As a step towards addressing this gap, the aforementioned article looks at how, as of Java 5, the final keyword has acquired a very important characteristic for thread-safe programming. Most programmers think of final in terms of its impact on program design or presumed optimisation (which, as I'll mention in a moment, is probably a red herring). But its thread-safety guarantee is far more significant: any field declared as final can be safely accessed by another thread once the constructor completes, whereas, subtly, without this or any other thread-safety mechanism, that guarantee does not hold.

The final keyword and optimisation

An issue with the Java final keyword, also criticised by Josh Bloch and Neal Gafter in their excellent Java Puzzlers book, is that it means different things in different places. When applied to a class or method, it means that that class or method cannot be extended or overridden. This has led to a general (false) conception that "final is to do with optimisation", and its importance in thread-safety has been overlooked.

Even when applied to classes and methods, the notion that final is about optimisation is probably false in most cases. The argument appears to stem from languages such as C++, where "compilation" is a one-off process. In such languages, there are optimisations that you can make to method calls and field accesses if you know that the classes and fields in question will never be overridden. But when you're running in a VM, whether a class or method might "potentially" be overridden doens't really matter. What counts is whether it has been overridden at a given moment. It it hasn't at the point of JIT-compilation, and the JVM makes certain optimisations based on that observation, but then later the class/method is overridden, the JVM generally has the luxury (which a C++ compiler or linker generally doesn't) of being able to re-compile.

So when applied to classes and methods (and in fact, local variables inside methods), final is essentially a program design feature. When applied to instance and class variables, final is an important thread-safety mechanism.

CyclicBarrier

A new section of the Javamex web site looks at the CyclicBarrier class. In case you haven't come across it, CyclicBarrier is a construct that makes coordinating threads easier. Unlike CountDownLatch, which is designed for "one-off" coordinated actions, CyclicBarrier is designed to be re-used, so that it is suitable for iterative processes where the participating threads need to repeatedly perform a parallel operation, but periodically "converge" so that their results can be amalgamated.

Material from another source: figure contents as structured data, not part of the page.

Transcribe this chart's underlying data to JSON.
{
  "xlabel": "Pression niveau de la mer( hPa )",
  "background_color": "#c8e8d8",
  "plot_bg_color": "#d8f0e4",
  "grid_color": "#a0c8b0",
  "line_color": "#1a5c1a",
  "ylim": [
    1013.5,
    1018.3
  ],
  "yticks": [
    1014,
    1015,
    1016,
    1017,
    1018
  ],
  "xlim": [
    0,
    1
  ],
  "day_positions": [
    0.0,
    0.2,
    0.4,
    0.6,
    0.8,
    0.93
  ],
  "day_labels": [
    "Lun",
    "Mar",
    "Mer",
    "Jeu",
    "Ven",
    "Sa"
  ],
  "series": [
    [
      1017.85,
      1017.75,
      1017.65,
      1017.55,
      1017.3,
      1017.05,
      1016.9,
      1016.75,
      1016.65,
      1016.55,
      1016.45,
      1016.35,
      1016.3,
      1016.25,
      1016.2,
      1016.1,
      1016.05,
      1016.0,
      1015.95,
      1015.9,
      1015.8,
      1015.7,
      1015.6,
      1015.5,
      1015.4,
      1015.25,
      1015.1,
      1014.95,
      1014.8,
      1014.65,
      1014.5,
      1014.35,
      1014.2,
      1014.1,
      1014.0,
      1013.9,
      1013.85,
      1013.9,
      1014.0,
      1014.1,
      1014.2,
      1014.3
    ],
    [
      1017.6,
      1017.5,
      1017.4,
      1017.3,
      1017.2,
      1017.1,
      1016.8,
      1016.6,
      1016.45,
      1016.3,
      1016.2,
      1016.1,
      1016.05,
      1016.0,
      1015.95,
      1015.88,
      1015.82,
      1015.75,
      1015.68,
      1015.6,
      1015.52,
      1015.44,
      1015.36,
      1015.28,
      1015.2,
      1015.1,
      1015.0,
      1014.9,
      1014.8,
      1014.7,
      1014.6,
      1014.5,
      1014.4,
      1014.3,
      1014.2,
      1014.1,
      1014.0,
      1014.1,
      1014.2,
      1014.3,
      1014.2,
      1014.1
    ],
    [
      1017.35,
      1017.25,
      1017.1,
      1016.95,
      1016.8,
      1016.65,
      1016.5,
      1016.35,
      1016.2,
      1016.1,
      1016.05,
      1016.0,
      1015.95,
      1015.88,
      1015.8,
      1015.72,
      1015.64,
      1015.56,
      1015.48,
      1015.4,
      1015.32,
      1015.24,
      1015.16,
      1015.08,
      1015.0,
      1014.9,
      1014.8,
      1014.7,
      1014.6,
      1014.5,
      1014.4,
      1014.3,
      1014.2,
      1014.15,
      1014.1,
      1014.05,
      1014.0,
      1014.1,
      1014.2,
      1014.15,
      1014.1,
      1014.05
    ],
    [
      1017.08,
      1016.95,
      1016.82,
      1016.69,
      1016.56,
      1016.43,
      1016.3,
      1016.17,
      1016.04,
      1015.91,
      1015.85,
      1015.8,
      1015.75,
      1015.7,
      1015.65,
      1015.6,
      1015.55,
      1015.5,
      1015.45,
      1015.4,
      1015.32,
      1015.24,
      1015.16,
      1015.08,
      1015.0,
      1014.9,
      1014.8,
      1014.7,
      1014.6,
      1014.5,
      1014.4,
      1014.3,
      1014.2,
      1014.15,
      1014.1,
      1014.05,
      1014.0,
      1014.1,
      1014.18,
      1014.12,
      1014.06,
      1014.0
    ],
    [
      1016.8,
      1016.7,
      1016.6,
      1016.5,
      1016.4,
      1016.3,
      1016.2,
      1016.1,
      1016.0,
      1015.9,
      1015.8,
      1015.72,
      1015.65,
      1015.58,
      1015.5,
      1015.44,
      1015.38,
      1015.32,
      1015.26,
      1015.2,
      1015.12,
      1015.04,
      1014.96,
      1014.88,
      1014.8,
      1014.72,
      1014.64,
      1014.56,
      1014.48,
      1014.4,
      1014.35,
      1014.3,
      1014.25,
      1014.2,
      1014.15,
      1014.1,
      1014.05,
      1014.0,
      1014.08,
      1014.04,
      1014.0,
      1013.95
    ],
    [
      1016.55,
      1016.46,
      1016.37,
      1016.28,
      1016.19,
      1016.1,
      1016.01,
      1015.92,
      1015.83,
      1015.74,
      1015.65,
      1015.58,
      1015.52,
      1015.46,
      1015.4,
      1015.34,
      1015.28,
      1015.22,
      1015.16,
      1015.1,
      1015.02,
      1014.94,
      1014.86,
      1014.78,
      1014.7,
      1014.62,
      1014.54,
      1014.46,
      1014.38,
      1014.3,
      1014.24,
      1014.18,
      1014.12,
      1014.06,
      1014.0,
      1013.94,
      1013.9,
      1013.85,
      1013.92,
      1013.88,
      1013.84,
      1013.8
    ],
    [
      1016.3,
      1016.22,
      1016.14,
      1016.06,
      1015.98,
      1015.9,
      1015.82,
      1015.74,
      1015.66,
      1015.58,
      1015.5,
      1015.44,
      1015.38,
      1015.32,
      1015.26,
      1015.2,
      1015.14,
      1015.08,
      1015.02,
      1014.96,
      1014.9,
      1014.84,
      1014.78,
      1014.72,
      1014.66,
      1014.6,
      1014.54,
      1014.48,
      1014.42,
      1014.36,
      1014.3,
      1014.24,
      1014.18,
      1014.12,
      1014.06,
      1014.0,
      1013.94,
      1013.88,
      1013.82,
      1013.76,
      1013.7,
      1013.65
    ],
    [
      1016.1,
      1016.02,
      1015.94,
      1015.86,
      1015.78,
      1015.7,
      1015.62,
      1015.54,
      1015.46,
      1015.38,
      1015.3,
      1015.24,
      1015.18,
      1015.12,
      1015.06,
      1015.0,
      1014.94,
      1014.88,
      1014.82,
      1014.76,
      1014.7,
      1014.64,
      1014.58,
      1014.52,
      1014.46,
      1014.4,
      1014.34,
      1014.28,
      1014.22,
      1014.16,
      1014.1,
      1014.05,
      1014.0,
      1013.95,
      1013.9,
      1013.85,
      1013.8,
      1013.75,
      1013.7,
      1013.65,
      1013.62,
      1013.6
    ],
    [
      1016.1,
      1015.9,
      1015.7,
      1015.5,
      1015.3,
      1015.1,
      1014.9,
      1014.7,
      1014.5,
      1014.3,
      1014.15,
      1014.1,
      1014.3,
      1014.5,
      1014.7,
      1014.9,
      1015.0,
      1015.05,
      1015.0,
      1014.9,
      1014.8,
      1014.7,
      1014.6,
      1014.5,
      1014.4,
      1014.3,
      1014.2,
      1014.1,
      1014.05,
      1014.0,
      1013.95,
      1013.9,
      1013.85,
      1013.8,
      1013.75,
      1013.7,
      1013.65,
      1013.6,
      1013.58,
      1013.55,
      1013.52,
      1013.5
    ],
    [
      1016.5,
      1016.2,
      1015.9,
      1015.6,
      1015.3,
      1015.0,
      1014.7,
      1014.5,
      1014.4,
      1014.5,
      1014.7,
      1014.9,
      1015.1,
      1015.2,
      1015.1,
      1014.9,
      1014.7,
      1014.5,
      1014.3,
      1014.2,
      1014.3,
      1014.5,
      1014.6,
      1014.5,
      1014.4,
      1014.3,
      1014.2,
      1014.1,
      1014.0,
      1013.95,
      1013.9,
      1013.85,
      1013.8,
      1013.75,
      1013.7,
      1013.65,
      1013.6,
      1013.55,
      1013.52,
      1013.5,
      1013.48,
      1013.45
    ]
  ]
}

In the article, we discuss the example of using a CyclicBarrier to coordinate a parallel sort algorithm. Essentially, the sort takes place in three stages. Each of the stages occurs in parallel, but at the end of each stage, a small single-threaded step must take place to amalgamate the results of the previous parallel operation.

Essentially, the code for a worker thread involved in the operation repeatedly carries out an operation and then calls the barrier's await() method. The latter method blocks until all participating threads have also called await() (we sometimes call this "arriving at the barrier"). At that point, CyclicBarrier executes our pre-determined "amalgamation" routine on one of the threads (the last one to arrive at the barrier, in fact), and then relases all the threads to move on to the next stage. Overall, the class takes out a lot of the actual thread coordination work, although, as we discuss in the article, we must still think about regular concurrency issues such as data synchronization and lock contention.

An additional feature of CyclicBarrier which we discuss is that it handles propagation of interruptions to all participating threads. In other words, if any thread involved in the operation is interrupted, then the whole operation will cease once all threads have called the await() method.

Whilst definitely one of the lesser used of the Java 5 concurrency utilities, CyclicBarrier is definitely a useful class that should not be overlooked.